South Africa’s biggest employer – the government – is committed to ensuring that the growing public sector wage bill does not threaten the country’s expenditure ceiling, Finance Minister Pravin Gordhan told Parliament on Wednesday.

Presenting his medium term budget policy statement in Cape Town, Gordhan said that, while the compensation of public servants now accounted for 39.4% of the budget of non-interest spending and would continue to outpace inflation, it would grow at a slower rate than over the past three years.

Public sector wage increases have begun to align more closely with inflation, following the conclusion of occupation-specific wage dispensations and the three-year wage settlement reached in 2011, he said.

While the average level of wage settlements grew at about eight percent in 2010, when inflation was running at about four percent, they had grown at about seven percent in 2012, slightly above inflation at about six percent.

Gordhan said the increase in the public sector wage bill had been driven by the implementation of occupation-specific wage dispensations designed to raise public-sector salaries for skilled and experienced staff.

Since 2005, more than 250 000 additional public servants – mostly nurses, teachers and police officers – were added to the government’s payroll at both national and provincial level.

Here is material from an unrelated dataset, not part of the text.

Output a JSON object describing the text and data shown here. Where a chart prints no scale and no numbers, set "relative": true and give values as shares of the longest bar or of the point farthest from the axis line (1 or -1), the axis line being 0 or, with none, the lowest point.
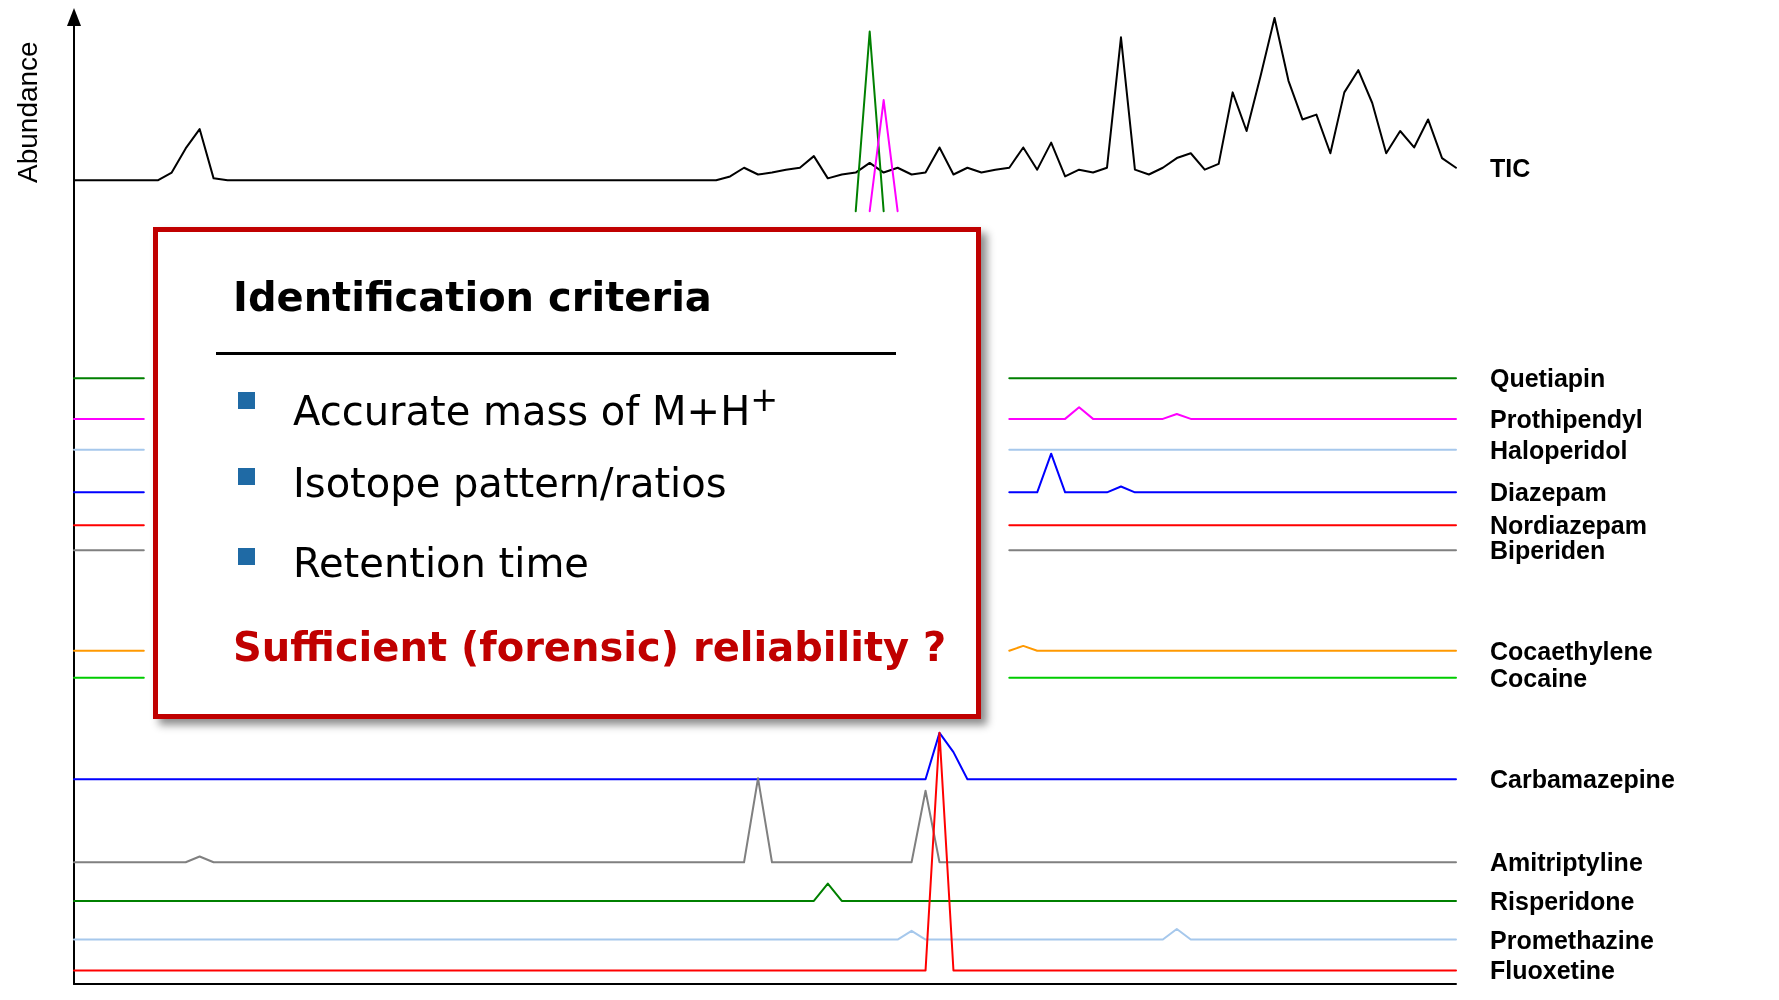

Of the over 1.2-million public servants, 485 370 or 38.8% are in the education sector, with 318 756 or 25.5% in health care and 275 154 or 22% in policing and criminal justice.

Over R350-billion is currently spent on government salaries.

Gordhan said there was growing concern about managerial and administrative staff increases across government.

He said the government aimed to maintain current staff numbers over the next three years, and that senior officials would have to provide compelling reasons for hiring additional personnel.

To this end, the National Treasury and the Department of Public Service and Administration would work hand-in-hand to monitor wage bill trends and to enforce discipline in hiring, Gordhan said.

The government was also working towards reaching a sustainable public-sector wage agreement.